Lost and Found

 


I can't stand it when I am driving or walking in a new city, and I have no idea where I am supposed to go.  

I know what you might be thinking, "Well, Leon--why don't you just use your iPhone and tap into Google Maps or something?  What are you a barbarian?"

See, here's the thing... sometimes even when you are using your smartphone to direct you, the smartphone could very well send you to a spot that is absolutely not where you wanted to go.  Or if you are like me, you can't actually read the directions all that well, and you miss a turn or get turned around.  

And then you're lost.  

The key to becoming not lost is to first admit that you are lost.  To do otherwise will almost assuredly result in you becoming more lost.  Trust me on this, I have extensive experience in the latter.  

Sometimes being able to stop, and acknowledge where you are, even if it means giving up your need for control, or your need to solve it all on your own is what we need most in order to find our way again.  

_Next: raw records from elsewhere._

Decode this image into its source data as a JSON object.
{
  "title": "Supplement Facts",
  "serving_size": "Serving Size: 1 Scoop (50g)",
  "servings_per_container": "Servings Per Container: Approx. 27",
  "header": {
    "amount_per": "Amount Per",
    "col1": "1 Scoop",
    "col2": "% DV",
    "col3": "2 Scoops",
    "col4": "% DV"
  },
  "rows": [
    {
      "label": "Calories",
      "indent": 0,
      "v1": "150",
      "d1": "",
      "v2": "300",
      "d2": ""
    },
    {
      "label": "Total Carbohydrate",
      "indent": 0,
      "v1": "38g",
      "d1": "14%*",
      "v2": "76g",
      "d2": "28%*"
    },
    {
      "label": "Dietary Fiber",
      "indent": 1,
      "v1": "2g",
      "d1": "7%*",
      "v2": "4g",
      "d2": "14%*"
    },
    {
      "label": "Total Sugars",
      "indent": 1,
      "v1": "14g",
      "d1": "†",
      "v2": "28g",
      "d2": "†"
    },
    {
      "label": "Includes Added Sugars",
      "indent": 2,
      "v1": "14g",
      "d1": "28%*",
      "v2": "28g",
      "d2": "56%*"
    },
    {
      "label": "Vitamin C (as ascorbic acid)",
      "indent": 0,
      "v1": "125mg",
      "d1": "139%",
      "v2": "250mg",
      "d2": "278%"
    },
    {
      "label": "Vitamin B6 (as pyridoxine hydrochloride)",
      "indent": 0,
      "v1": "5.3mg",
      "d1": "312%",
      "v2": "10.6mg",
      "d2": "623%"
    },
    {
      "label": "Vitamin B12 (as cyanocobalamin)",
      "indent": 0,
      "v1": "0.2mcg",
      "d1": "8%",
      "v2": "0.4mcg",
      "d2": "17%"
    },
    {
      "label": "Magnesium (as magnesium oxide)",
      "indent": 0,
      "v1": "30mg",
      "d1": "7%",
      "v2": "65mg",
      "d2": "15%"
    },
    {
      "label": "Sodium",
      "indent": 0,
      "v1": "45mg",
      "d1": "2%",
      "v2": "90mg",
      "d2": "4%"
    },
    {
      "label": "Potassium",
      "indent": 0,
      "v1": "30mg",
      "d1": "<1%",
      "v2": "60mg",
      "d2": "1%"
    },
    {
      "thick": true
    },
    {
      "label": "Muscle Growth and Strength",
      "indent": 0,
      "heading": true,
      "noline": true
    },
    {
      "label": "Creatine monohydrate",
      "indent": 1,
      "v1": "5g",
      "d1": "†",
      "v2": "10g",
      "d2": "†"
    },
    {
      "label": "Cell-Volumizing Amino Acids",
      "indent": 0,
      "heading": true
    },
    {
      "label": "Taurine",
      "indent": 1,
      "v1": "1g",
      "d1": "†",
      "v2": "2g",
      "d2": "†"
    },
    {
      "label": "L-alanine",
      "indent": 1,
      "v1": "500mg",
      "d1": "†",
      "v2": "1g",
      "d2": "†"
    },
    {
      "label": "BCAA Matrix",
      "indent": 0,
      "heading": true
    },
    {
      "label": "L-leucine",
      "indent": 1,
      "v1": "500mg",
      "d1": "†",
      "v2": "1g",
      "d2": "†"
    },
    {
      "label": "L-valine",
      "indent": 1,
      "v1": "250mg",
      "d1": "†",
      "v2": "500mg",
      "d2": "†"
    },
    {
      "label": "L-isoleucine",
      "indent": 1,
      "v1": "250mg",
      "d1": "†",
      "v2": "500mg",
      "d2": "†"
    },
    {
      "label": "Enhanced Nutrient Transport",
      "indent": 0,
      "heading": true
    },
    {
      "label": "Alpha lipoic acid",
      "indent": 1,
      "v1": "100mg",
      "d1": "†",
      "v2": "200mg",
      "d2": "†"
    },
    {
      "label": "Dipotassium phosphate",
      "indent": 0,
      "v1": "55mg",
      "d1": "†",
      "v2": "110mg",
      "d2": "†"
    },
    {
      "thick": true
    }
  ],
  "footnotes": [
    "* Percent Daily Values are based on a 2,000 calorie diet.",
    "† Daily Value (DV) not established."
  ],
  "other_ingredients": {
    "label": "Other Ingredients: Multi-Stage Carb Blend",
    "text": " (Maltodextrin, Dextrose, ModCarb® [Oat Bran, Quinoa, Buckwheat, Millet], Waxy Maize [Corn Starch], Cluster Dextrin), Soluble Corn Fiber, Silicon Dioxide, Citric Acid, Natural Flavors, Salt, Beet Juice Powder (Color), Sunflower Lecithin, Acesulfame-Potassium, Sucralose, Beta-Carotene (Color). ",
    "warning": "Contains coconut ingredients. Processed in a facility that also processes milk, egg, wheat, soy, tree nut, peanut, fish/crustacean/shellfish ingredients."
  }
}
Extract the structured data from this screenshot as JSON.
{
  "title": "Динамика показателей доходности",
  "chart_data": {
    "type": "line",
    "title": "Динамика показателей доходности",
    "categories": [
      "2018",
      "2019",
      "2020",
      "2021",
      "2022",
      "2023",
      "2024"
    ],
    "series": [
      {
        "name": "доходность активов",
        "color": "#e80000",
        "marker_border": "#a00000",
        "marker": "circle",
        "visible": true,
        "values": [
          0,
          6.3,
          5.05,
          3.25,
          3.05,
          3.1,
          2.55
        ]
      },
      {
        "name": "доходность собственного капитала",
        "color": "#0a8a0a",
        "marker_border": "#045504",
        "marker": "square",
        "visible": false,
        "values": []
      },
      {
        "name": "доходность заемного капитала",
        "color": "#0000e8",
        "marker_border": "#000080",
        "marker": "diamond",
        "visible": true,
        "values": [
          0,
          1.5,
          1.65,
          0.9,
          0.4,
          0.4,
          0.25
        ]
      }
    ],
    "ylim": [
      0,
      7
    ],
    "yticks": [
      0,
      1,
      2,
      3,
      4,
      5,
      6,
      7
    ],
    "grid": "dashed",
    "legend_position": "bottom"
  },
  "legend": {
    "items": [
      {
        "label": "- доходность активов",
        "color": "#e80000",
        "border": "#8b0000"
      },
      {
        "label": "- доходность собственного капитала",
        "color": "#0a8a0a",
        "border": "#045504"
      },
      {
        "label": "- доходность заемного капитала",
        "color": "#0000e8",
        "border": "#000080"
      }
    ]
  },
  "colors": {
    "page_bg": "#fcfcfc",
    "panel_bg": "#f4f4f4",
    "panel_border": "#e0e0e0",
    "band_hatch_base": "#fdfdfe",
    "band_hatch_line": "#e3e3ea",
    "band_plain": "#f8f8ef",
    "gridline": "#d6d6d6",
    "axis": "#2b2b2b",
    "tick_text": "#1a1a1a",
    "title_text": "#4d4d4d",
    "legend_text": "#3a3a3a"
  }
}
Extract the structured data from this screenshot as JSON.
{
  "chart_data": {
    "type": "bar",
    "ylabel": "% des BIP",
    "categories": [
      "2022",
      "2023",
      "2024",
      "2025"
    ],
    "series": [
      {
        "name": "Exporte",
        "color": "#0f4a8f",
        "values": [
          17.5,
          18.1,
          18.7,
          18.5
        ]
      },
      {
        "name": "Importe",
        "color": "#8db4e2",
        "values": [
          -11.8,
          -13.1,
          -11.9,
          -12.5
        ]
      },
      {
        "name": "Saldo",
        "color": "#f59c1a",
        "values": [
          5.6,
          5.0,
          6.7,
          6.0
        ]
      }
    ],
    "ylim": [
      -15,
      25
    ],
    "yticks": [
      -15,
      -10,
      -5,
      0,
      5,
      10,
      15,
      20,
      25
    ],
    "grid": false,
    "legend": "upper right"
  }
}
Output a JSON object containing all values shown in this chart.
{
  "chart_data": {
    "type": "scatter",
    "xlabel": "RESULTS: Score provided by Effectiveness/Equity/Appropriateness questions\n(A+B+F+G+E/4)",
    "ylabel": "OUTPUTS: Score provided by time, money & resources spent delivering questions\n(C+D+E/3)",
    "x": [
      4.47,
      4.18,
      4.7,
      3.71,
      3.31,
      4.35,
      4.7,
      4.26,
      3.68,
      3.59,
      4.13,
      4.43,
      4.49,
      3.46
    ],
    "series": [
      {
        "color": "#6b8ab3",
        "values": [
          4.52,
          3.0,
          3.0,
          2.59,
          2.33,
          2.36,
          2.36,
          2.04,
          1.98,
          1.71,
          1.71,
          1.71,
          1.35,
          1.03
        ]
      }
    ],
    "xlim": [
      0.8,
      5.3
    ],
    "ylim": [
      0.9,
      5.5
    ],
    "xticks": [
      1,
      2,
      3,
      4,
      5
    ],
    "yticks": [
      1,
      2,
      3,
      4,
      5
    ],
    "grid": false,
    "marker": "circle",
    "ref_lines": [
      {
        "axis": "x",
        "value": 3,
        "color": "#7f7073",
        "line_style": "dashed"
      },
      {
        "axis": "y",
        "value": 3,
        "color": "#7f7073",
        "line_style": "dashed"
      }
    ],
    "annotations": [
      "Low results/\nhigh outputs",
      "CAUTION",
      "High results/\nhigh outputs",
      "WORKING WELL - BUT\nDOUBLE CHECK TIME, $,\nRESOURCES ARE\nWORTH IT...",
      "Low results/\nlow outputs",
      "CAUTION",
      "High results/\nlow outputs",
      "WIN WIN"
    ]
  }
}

I read this amazing (long) quote from the poet Padraig O'Tuama the other day, and it absolutely blew me away.  He was connecting this idea of acknowledging where you are in the midst of your lostness in the midst of prayer: 
In prayer, to begin where you are not is a poor beginning.  To begin where you are may take courage, or compromise, or painful truth-telling.  Whatever it takes, it’s wise to begin there.  The only place to begin is where I  am, and whether by desire or disaster, I  am here.  My being here is not dependent on my recognition of the fact.  I  am here anyway.  But it might help if I  could turn to look around. 
There have been more than a few moments recently when I have begun my prayers to God with an internal struggle against the admission of where I am, as opposed to where I want to be. 

The words, "Give me," "Direct me," or "Show me," fall off of my lips in prayer far easier than "I'm lost." And even those first words come far less easy than the voice in my head, which oscillates between, "You can figure this out," to "See, I told you couldn't figure this out."  

I know that there are people reading this who resonate with what I am saying.  And even if you aren't resonating right this second, you might remember a time when you would have. 

If you find yourself dizzied by the truth of your lostness, and you have been trying with all of your might to become not lost on your own, maybe it's time to just stand still for a moment and look around.  

And then let your next words be the beginning of prayer--a prayer that starts like this, "I don't know where I am, and I don't really know for sure how I got here, but I'm here.  And I need you to find me."  

At some point, the truth will fall upon you that God doesn't need to come and find you because God was never far away from you---no matter how lost you got.  When this truth falls upon you (and it will), it will change everything.  

May this be true for you today and every day forward and may the grace and peace of our Lord Jesus Christ be with you now and always. Amen.